#BusinessTravel #travel #coronavirus #COVID19 #FlattenTheCurve #pandemic
Many people who had traveled frequently for their jobs have not been able to during the pandemic.
That scenario is a nightmare for hotels, airlines and others in the hospitality industry that banked on big-time business travel.
To add insult to injury, there may be less personal travel during the holiday season.
For business travelers themselves, it’s a mixed blessing. The good news is they are home more often. The bad news: they can’t accumulate hotel, airline and other points for free travel and accommodations for leisure.
The Associated Press discussed this in an article that was also published Nov. 12, 2020, in The Atlanta Journal-Constitution.
Traveling for business was considered a necessity, albeit an expensive one, for companies who wanted representatives to have face-to-face meetings with clients. In-person meetings are always better than virtual meetings, but to prevent the spread of coronavirus, the virtual meeting became a way of life.
So as companies evaluate the safety, cost and necessity of business travel, there will likely be a “new normal,” experts say.
Delta Air Lines CEO Ed Bastian expects the new normal for business travel to be down 10 percent to 20 percent, the article says.
“I do think corporate travel is going to come back faster than people suspect. I just don’t know if it will come back to full volume,” the article quotes Bastian.
Dubai-based MBC Group, which operates 19 television stations, believes it’s unlikely that employees will travel as often, because they’ve shown they don’t need to, the article says.
So what does this mean for you? If you don’t travel for your job, but work in the hospitality or transportation industry, it could mean job cutbacks.

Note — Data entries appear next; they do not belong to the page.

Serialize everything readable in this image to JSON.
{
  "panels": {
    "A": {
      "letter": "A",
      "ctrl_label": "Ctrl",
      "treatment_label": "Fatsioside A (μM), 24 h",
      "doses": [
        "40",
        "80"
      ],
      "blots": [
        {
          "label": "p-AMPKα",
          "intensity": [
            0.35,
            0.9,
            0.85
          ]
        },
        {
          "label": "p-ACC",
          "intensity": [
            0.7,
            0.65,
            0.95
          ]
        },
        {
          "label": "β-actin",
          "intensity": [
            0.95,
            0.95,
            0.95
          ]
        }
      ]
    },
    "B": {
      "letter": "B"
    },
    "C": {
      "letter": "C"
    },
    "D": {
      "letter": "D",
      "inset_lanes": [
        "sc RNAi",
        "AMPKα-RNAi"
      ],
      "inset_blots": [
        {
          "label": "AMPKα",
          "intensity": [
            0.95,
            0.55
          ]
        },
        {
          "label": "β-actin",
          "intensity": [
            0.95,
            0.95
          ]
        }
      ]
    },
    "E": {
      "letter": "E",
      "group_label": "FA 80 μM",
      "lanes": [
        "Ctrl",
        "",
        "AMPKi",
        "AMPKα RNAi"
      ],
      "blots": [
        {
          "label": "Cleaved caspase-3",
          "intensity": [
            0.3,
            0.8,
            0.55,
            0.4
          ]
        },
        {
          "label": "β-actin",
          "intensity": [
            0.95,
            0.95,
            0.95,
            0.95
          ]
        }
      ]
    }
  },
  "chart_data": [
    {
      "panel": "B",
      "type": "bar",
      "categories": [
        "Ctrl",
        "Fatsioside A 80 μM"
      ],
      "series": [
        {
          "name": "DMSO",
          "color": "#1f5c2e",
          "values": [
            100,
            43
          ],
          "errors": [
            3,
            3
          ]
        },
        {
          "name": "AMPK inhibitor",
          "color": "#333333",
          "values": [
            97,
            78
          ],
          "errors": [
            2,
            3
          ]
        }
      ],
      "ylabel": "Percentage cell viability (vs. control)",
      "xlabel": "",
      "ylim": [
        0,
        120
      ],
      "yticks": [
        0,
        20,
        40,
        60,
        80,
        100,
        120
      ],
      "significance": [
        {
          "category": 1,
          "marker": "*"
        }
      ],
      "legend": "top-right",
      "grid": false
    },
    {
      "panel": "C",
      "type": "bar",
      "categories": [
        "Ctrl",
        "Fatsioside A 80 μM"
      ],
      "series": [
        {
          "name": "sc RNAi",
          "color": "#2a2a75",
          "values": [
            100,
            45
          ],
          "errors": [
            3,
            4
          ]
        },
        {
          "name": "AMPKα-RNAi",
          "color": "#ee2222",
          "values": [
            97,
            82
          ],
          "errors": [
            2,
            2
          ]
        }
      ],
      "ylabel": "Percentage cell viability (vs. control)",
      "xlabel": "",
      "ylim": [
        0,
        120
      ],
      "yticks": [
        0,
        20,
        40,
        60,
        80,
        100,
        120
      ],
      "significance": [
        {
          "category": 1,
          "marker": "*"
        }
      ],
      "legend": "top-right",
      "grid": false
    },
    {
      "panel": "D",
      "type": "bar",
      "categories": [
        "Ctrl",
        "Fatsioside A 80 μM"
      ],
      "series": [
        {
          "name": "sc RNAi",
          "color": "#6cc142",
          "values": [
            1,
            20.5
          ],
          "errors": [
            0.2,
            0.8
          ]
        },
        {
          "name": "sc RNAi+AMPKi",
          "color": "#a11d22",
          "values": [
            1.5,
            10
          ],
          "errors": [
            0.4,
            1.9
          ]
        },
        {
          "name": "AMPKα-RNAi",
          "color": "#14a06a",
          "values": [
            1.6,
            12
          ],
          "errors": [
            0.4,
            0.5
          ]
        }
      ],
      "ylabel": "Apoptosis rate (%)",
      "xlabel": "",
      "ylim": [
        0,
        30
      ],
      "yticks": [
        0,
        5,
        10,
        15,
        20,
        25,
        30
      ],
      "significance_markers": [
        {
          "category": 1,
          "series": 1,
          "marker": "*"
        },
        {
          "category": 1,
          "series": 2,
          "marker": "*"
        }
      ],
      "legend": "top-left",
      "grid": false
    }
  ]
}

If you had a job for which you traveled a good bit, and your company sees that travel is no longer as essential as it thought it was, you need to be concerned for your job. With the advent of companies like Salesforce, and others, the need for sales representatives who meet clients on the road becomes dicey.
The good news here, especially if you are directly affected by this, is there are many other ways to generate an income, regardless of your education, background or experience. Be you a hotel housekeeper, maitre d’ or a highly paid company representative or pilot, you can learn about these programs and get a head start preparing for the new normal, which could put your current job in peril.
To learn about one of the best of these programs, message me.
Transportation and hospitality are getting hammered by the pandemic. They will have to adjust to encourage, perhaps, more leisure travel. Perhaps they can create scenarios in which people who are doing their jobs remotely can do them from , say, a nice beach or mountain locale, rather than from a cramped city apartment or suburban house.
It will require some innovation and imagination, but it can be done.
Meanwhile, the working person may have to adjust as well. Those folks may have to use their imaginations to examine different ways to earn an income.
Remember, too, that any kind of government aid will be temporary. It will be up to each person to come up with a more permanent solution to his or her own situation. That person will need to find something that he or she can do during and after the pandemic, that will keep going when the next pandemic comes.